I doubt seriously if any US court would allow a state or the federal
government to maintain a church building in which sectarian services
were offered.


AAMOI (and it is a MOI rather than a rhetorical point because I don't know
the answer) how, then, are buildings like the famous chapel at West Point
funded?

I understand and appreciate the historic and artistic
significance argument. Any civilized person should. But that's not
the problem.

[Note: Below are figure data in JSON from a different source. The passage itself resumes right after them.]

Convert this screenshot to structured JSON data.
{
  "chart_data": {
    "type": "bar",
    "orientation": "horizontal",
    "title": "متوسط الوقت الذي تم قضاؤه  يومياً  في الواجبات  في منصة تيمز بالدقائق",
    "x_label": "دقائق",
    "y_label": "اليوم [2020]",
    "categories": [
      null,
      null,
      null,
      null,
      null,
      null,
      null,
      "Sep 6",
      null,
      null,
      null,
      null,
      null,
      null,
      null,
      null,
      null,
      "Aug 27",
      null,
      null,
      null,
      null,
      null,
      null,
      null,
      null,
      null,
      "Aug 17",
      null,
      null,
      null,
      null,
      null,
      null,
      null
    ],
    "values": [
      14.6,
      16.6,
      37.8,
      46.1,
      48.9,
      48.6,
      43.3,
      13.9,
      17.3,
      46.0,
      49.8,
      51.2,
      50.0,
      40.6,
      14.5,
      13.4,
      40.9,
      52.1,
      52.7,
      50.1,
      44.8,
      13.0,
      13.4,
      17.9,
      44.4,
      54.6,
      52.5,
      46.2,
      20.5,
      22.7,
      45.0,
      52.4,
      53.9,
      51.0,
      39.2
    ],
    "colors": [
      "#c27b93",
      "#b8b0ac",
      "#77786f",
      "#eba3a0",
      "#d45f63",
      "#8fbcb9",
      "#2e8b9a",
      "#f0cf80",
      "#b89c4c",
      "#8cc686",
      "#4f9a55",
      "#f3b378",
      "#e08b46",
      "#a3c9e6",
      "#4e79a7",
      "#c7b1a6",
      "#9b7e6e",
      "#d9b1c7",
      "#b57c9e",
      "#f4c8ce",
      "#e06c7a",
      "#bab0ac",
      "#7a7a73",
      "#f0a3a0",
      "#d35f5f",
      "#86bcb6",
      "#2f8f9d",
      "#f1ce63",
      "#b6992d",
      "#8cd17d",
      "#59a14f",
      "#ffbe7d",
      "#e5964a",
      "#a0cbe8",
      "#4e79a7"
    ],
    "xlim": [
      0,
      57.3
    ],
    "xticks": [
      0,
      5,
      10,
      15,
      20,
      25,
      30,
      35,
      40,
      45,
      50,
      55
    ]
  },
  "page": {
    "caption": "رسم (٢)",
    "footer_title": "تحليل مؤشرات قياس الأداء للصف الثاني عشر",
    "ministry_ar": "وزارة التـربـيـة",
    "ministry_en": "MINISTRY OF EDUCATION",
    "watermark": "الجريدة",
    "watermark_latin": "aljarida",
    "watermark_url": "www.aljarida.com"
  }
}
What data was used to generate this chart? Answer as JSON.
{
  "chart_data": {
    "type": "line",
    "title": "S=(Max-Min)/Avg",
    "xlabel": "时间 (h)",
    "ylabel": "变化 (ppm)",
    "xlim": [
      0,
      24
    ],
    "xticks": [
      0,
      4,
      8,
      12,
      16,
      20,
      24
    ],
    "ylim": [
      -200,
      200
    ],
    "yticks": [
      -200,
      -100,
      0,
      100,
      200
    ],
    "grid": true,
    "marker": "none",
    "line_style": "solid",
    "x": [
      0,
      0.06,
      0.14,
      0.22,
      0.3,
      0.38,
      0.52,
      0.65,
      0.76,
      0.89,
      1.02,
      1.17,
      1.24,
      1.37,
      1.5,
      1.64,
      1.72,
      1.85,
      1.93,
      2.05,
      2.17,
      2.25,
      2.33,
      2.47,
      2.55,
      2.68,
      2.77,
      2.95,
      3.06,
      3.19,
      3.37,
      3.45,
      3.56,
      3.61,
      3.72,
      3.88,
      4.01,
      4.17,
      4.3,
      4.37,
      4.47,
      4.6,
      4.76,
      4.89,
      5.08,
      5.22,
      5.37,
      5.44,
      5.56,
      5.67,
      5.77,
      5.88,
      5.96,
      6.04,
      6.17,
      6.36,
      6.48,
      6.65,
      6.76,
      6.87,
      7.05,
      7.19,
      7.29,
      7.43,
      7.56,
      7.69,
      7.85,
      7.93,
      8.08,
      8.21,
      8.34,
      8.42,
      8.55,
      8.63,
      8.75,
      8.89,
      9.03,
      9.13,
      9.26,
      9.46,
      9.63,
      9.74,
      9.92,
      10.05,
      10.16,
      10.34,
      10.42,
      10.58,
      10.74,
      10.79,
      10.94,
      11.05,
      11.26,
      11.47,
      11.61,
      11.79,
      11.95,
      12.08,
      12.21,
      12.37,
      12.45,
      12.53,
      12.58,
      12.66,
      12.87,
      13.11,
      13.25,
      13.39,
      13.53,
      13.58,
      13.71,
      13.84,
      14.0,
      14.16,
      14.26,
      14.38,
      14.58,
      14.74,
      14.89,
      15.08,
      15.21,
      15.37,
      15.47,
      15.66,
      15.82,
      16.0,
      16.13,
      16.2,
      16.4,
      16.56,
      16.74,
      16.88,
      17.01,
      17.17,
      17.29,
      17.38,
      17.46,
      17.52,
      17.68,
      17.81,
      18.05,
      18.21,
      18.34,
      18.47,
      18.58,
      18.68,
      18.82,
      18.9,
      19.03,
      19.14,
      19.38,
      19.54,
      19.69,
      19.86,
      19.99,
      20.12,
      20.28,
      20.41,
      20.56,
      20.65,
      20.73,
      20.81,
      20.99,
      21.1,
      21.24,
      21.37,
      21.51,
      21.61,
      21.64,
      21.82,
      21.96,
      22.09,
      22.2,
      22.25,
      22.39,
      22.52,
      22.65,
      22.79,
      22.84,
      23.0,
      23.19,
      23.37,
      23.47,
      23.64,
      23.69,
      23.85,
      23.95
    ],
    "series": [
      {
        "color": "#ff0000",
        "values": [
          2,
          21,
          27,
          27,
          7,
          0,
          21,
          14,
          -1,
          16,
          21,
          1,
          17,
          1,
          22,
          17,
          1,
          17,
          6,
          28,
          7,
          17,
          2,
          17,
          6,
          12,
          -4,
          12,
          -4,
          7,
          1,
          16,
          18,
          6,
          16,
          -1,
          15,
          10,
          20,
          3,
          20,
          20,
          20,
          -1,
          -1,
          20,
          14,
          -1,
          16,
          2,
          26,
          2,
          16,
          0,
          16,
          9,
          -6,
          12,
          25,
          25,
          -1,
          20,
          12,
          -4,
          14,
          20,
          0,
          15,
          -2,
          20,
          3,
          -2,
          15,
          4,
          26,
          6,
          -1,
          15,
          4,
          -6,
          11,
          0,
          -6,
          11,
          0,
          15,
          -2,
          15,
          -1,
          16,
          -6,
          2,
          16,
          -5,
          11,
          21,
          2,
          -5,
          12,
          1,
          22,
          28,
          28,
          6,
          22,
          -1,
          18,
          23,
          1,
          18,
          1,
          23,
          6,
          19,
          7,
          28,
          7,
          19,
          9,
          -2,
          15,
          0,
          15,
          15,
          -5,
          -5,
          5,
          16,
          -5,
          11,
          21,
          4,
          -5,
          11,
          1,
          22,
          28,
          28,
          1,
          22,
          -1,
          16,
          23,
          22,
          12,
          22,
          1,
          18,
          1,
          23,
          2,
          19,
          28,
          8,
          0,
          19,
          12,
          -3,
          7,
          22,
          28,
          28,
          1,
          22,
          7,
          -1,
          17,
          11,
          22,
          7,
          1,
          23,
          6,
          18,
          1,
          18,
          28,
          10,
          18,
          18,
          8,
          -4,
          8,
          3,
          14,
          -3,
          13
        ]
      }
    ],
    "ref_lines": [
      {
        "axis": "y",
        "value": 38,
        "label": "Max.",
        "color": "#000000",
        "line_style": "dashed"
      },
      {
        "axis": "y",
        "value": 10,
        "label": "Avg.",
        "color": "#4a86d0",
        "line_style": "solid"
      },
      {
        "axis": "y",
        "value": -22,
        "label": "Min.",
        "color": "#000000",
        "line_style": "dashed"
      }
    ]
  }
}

The French state cannot on one hand claim complete
separation, yet on the other maintain buildings used by active
congregations (especially in an inequitable fashion which favors one
group over another).


I suppose an important question here is whether the French government
*does*, in fact, maintain any Protestant (or indeed non-Christian)
religious buildings.

If so some inequity may be inevitable, but I suggest we should be asking
(say) if the percentage of nineteenth-century RC churches funded is
greater than the percentage of Protestant churches from the same period -
in other words looking at the relationship of funding to the building
stock, not to the current population.

It seems inconsistent to me to acknowledge the historic-value argument and
then argue there is necessarily inequity in preserving one faith's
buildings over another, unless you can demonstrate (and possibly you can)
that buildings of the unfavoured faith exist which *ought* to be preserved
on a historic-value basis and yet aren't.